Five candidates are running in this election – behind closed doors and in a secret ballot – to succeed former British trade unionist Guy Ryder, who has been in office for 10 years and has reached the end of two terms.
For many, the final battle should pit former Togolese Prime Minister Gilbert Houngbo, backed by the vast majority of Africa and workers’ representatives, with former French Labor Minister Muriel Pénicaud, backed by Paris and the European blog.
Also present are South Korean Foreign Minister Kang Kyung-wha, South African businessman Mthunzi Mdwaba and Australian Greg Vines, the ILO’s Deputy Director-General for Management and Reform.
Beyond the elections, the stakes are high: the next head of the ILO will have the heavy task of adapting the standards of this centennial organization to a changing labor market under the effect of new technologies.
Especially because the Covid-19 pandemic has given a boost to telecommuting technologies that make it possible to abolish geographical barriers and work remotely as a team.
Even for some, the metaverse already exists daily, beyond gamers and technology enthusiasts, creating a new world of work whose rules have not yet been set.
While it is true that this parallel universe, accessible through augmented reality or virtual glasses (AR or VR), is still science fiction for the vast majority of humanity.
Born after the Great War in 1919, the ILO has never been run by a woman or a representative from Africa or Asia. On the other hand, he has two former French chiefs, among them the first, Albert Thomas (1919-1932).
The 5 candidates must convince the representatives of the governments, but also those of the employers and the unions, the 187 member states of the ILO are represented by the three branches.
Two African candidates
Only the 56 full members of the Governing Council can vote, ie 28 members of the government, 14 business members and 14 working members.
Ten of the incumbent government seats are permanently reserved for major industrialized countries (Germany, Brazil, China, France, India, Italy, Japan, Russia, the United Kingdom, and the United States).
The African Union supports Togolese Gilbert Houngbo, but the International Business Organization (OIE) has chosen the South African candidate, who has taken over the vice-presidency of the ILO Governing Council.
If Mr. If Mdwaba were elected – a hypothesis considered unlikely – he would be the first employer representative to lead the ILO.
Mr.

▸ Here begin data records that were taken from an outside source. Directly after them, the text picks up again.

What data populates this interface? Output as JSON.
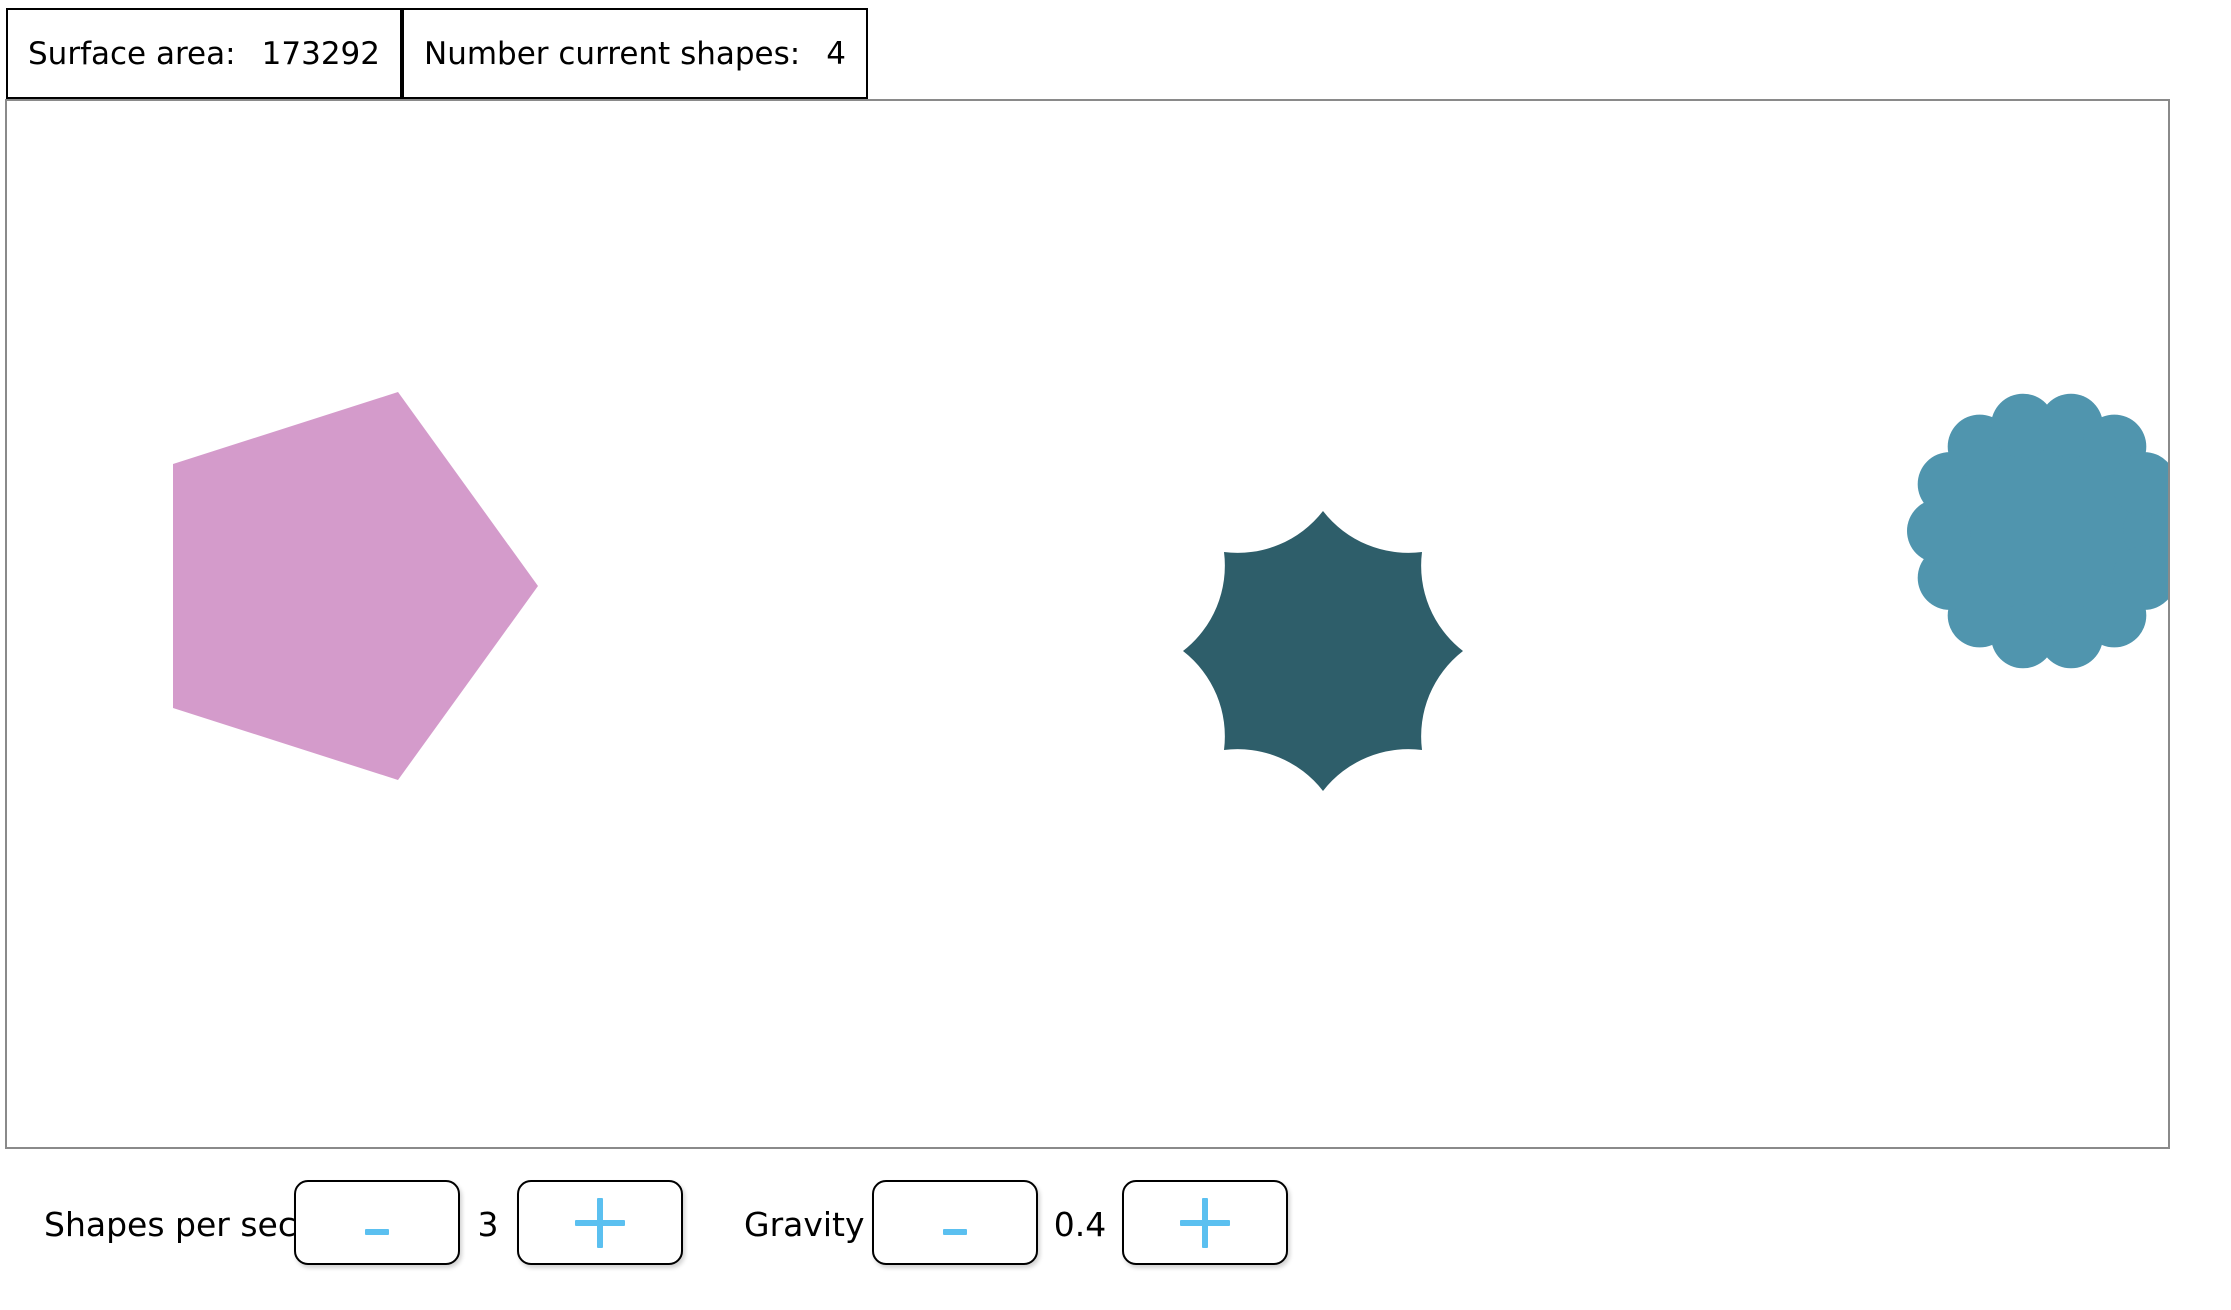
{
  "stats": {
    "surface_label": "Surface area:",
    "surface_value": "173292",
    "shapes_label": "Number current shapes:",
    "shapes_value": "4"
  },
  "controls": {
    "shapes_per_sec": {
      "label": "Shapes per sec",
      "minus_label": "-",
      "value": "3",
      "plus_label": "+"
    },
    "gravity": {
      "label": "Gravity",
      "minus_label": "-",
      "value": "0.4",
      "plus_label": "+"
    }
  },
  "colors": {
    "button_glyph": "#5bc0f0",
    "stage_border": "#8a8a8a",
    "pentagon": "#d49bcb",
    "star": "#2e5e6a",
    "cloud": "#5095ae"
  },
  "shapes": [
    {
      "kind": "pentagon",
      "color": "#d49bcb"
    },
    {
      "kind": "star-8-concave",
      "color": "#2e5e6a"
    },
    {
      "kind": "cloud-scalloped",
      "color": "#5095ae"
    }
  ]
}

Houngbo, the current President of the International Fund for Agricultural Development (IFAD) in Rome, served as Deputy Director (2013-2017) of the ILO in charge of field operations.
Former Under-Secretary-General of the United Nations, Director of the United Nations Development Program (UNDP), he was also a member of the strategic team and the administrative and financial director of the organization.

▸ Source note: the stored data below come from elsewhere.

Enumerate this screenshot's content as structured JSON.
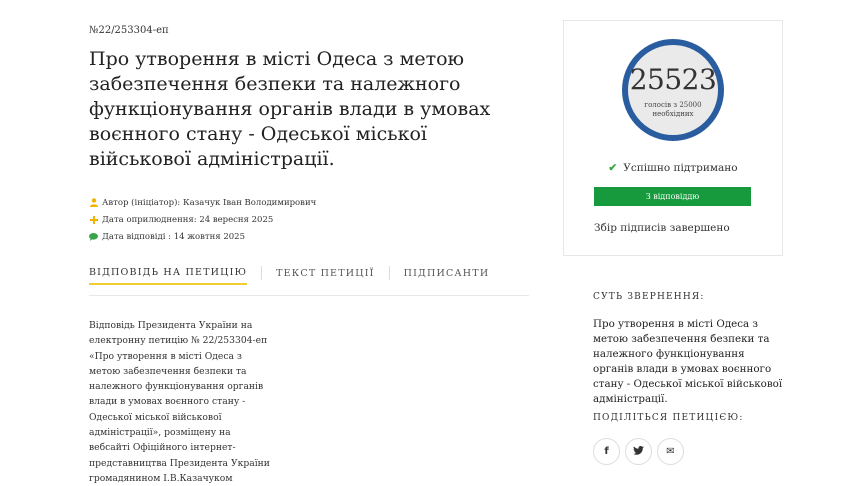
{
  "petition": {
    "number": "№22/253304-еп",
    "title": "Про утворення в місті Одеса з метою забезпечення безпеки та належного функціонування органів влади в умовах воєнного стану - Одеської міської військової адміністрації.",
    "meta": {
      "author": "Автор (ініціатор): Казачук Іван Володимирович",
      "published": "Дата оприлюднення: 24 вересня 2025",
      "answered": "Дата відповіді : 14 жовтня 2025"
    },
    "tabs": [
      "ВІДПОВІДЬ НА ПЕТИЦІЮ",
      "ТЕКСТ ПЕТИЦІЇ",
      "ПІДПИСАНТИ"
    ],
    "answer_text": "Відповідь Президента України на електронну петицію № 22/253304-еп «Про утворення в місті Одеса з метою забезпечення безпеки та належного функціонування органів влади в умовах воєнного стану - Одеської міської військової адміністрації», розміщену на вебсайті Офіційного інтернет-представництва Президента України громадянином І.В.Казачуком"
  },
  "sidebar": {
    "votes": "25523",
    "votes_needed": "голосів з 25000 необхідних",
    "status_success": "Успішно підтримано",
    "status_label": "З відповіддю",
    "collection_done": "Збір підписів завершено",
    "summary_heading": "СУТЬ ЗВЕРНЕННЯ:",
    "summary_text": "Про утворення в місті Одеса з метою забезпечення безпеки та належного функціонування органів влади в умовах воєнного стану - Одеської міської військової адміністрації.",
    "share_heading": "ПОДІЛІТЬСЯ ПЕТИЦІЄЮ:",
    "share_buttons": [
      {
        "icon": "facebook-icon",
        "glyph": "f"
      },
      {
        "icon": "twitter-icon",
        "glyph": "t"
      },
      {
        "icon": "email-icon",
        "glyph": "✉"
      }
    ]
  },
  "colors": {
    "ring": "#2a5d9f",
    "status_bar": "#169a3d",
    "check": "#3aa548",
    "active_tab_underline": "#f0cc2e",
    "author_icon": "#f0b400",
    "date_icon": "#f0b400",
    "answer_icon": "#3aa548"
  }
}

In front of him, Muriel Pénicaud, Minister of Labor from May 2017 to July 2020 in France, initiated the major social reforms of the five-year term of Emmanuel Macron, such as those of the labor code or unemployment insurance, very criticized by the unions.

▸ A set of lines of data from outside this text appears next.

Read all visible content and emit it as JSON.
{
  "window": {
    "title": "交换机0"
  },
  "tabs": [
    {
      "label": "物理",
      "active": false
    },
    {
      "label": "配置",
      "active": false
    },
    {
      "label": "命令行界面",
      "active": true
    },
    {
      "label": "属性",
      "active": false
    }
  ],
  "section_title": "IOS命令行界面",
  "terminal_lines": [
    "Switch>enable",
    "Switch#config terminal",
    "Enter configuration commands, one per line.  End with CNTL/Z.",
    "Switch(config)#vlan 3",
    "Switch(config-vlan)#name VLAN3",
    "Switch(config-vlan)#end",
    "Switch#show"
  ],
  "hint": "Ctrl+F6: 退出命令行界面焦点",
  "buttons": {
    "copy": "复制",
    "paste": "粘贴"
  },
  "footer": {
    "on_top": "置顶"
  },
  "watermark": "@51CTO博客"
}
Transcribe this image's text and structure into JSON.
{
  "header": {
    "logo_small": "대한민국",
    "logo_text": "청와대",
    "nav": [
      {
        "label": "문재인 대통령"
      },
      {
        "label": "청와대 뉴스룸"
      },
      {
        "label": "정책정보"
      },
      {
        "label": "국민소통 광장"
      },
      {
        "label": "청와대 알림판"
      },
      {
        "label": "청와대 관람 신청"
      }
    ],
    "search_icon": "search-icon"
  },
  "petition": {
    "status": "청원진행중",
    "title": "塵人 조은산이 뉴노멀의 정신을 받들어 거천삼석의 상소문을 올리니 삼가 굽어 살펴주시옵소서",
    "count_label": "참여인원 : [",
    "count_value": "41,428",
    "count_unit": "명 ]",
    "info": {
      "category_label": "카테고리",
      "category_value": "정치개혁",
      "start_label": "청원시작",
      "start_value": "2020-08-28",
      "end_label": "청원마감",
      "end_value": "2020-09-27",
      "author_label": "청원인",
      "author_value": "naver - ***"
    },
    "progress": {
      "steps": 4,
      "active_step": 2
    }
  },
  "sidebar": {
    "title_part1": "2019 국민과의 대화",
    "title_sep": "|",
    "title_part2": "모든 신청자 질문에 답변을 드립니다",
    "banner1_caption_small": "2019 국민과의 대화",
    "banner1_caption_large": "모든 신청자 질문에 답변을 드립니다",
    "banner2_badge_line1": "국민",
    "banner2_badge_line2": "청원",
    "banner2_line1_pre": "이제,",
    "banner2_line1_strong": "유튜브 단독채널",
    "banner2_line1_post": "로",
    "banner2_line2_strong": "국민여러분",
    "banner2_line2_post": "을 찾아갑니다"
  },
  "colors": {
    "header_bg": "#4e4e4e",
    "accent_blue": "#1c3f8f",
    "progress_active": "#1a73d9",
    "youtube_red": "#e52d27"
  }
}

At the head of his ministry, he also reformed vocational training, promoting learning that was then underdeveloped in France, and working to make companies more respectful of gender equality.
South Korean Kang Kyung-wha has held senior positions at the UN, including as an adviser to Secretary-General Antonio Guterres, but her critics point to her “ignorance” of the world of work.
As for Mr. Vines, has held leadership positions in Australian unions, and could be a continuation after Mr Vines. Ryder, a weakness for some.